Lennox Lewis airs views on Jarrell Miller’s despicable WBA rankings ban

Lennox Lewis was asked his opinion on the recent six-month rankings ban imposed on Jarrell Miller in the legend’s typical cool style.

The former undisputed heavyweight champion has long been an advocate for clean sport. Lewis was an exemplary example of a top division role model in his day and says all cheats should face sterner punishments.

As it stands, Miller can re-enter the WBA ratings in September and continue his career freely unless something is done by the US boxing commissions.


Airing his view, Lewis is happy more red flags were being raised despite a lack of discipline thereafter.

“Like I said before, there’s no place in boxing for PED’s (performance enhancing drugs),” said Lewis. Until these sentences and penalties become more severe, there will always be someone willing to take that chance to get an edge.

“That said, VADA is getting harder to evade. And they (people who cheat) should know that.”

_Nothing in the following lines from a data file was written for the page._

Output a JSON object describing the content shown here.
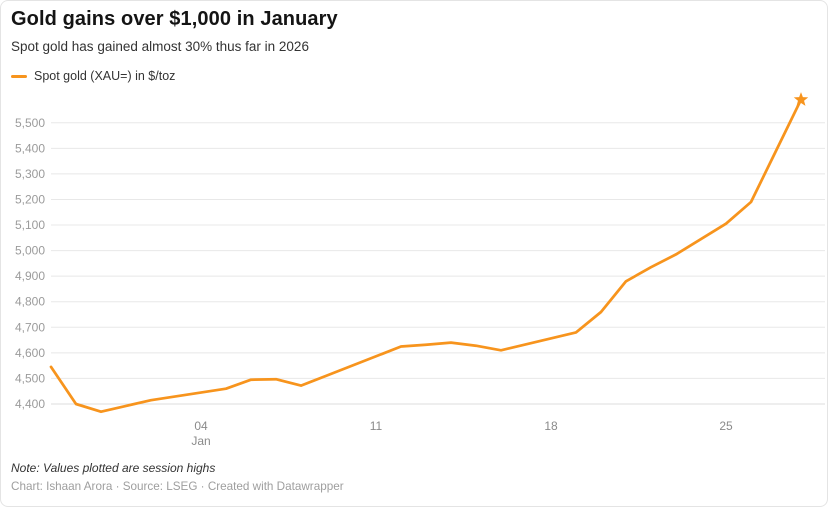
{
  "header": {
    "title": "Gold gains over $1,000 in January",
    "subtitle": "Spot gold has gained almost 30% thus far in 2026"
  },
  "legend": {
    "label": "Spot gold (XAU=) in $/toz",
    "swatch_color": "#f7941d"
  },
  "footer": {
    "note": "Note: Values plotted are session highs",
    "credit": "Chart: Ishaan Arora · Source: LSEG · Created with Datawrapper"
  },
  "colors": {
    "line": "#f7941d",
    "grid": "#e8e8e8",
    "grid_baseline": "#dcdcdc",
    "y_tick_text": "#9b9b9b",
    "x_tick_text": "#8a8a8a",
    "background": "#ffffff"
  },
  "chart_data": {
    "type": "line",
    "title": "Gold gains over $1,000 in January",
    "subtitle": "Spot gold has gained almost 30% thus far in 2026",
    "xlabel": "",
    "ylabel": "Spot gold (XAU=) in $/toz",
    "grid": "horizontal",
    "legend_position": "top-left",
    "ylim": [
      4350,
      5620
    ],
    "y_ticks": [
      4400,
      4500,
      4600,
      4700,
      4800,
      4900,
      5000,
      5100,
      5200,
      5300,
      5400,
      5500
    ],
    "y_tick_labels": [
      "4,400",
      "4,500",
      "4,600",
      "4,700",
      "4,800",
      "4,900",
      "5,000",
      "5,100",
      "5,200",
      "5,300",
      "5,400",
      "5,500"
    ],
    "x_ticks": [
      {
        "label": "04",
        "sublabel": "Jan",
        "day": 0
      },
      {
        "label": "11",
        "sublabel": "",
        "day": 7
      },
      {
        "label": "18",
        "sublabel": "",
        "day": 14
      },
      {
        "label": "25",
        "sublabel": "",
        "day": 21
      }
    ],
    "end_marker": "star",
    "series": [
      {
        "name": "Spot gold (XAU=) in $/toz",
        "color": "#f7941d",
        "points": [
          {
            "date": "Dec 29",
            "day": -6,
            "value": 4545
          },
          {
            "date": "Dec 30",
            "day": -5,
            "value": 4400
          },
          {
            "date": "Dec 31",
            "day": -4,
            "value": 4370
          },
          {
            "date": "Jan 2",
            "day": -2,
            "value": 4415
          },
          {
            "date": "Jan 5",
            "day": 1,
            "value": 4460
          },
          {
            "date": "Jan 6",
            "day": 2,
            "value": 4495
          },
          {
            "date": "Jan 7",
            "day": 3,
            "value": 4497
          },
          {
            "date": "Jan 8",
            "day": 4,
            "value": 4472
          },
          {
            "date": "Jan 9",
            "day": 5,
            "value": 4510
          },
          {
            "date": "Jan 12",
            "day": 8,
            "value": 4625
          },
          {
            "date": "Jan 13",
            "day": 9,
            "value": 4632
          },
          {
            "date": "Jan 14",
            "day": 10,
            "value": 4640
          },
          {
            "date": "Jan 15",
            "day": 11,
            "value": 4628
          },
          {
            "date": "Jan 16",
            "day": 12,
            "value": 4610
          },
          {
            "date": "Jan 19",
            "day": 15,
            "value": 4680
          },
          {
            "date": "Jan 20",
            "day": 16,
            "value": 4760
          },
          {
            "date": "Jan 21",
            "day": 17,
            "value": 4880
          },
          {
            "date": "Jan 22",
            "day": 18,
            "value": 4935
          },
          {
            "date": "Jan 23",
            "day": 19,
            "value": 4985
          },
          {
            "date": "Jan 25",
            "day": 21,
            "value": 5105
          },
          {
            "date": "Jan 26",
            "day": 22,
            "value": 5190
          },
          {
            "date": "Jan 27",
            "day": 23,
            "value": 5390
          },
          {
            "date": "Jan 28",
            "day": 24,
            "value": 5590
          }
        ]
      }
    ]
  }
}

Despite Lewis pointing out the fact that VADA is catching out those willing to cheat, the punishments need to be far sterner.

Previously, Lewis had stated VADA should be used in a wider capacity as boxers have the capability to use PED’s on the way up until testing becomes mandatory.


“Not all fighters making their way up in the ranks are required to have VADA testing so they may think they can use them to get up to a certain level and then stop,” he said. “But it becomes a mental thing afterward when you strip a man of his edge. (You) Take his cape away and he’s not so bold!

“(But) There’s no place in boxing for PED’s. Simple as that. Those caught cheating should be severely penalized to a point where they would never ever consider it again,” added Lewis.

Upon testing positive for THREE banned substances, Miller came clean. But only after strenuously denials over the first adverse finding.


“I messed up. There were a lot of ways to handle the situation, I handled it wrong. I’m paying a price for it,” said Miller at the time.

“I messed up a big opportunity. And I’m hurting on the inside. My heart is bleeding right now. I hurt my family, my friends, my team, my supporters.

“But, I’m owning up to it. I’m going to deal with it and I’m going to correct it. I’m going to come back better and I’m humbled by the experience,” he added.


Truth is, Miller may well have fought the positive test as far as he could. If it had not been for two more confirmations against him.

Things must change for the better of the sport before somebody else gets seriously hurt or killed as a direct result of doping.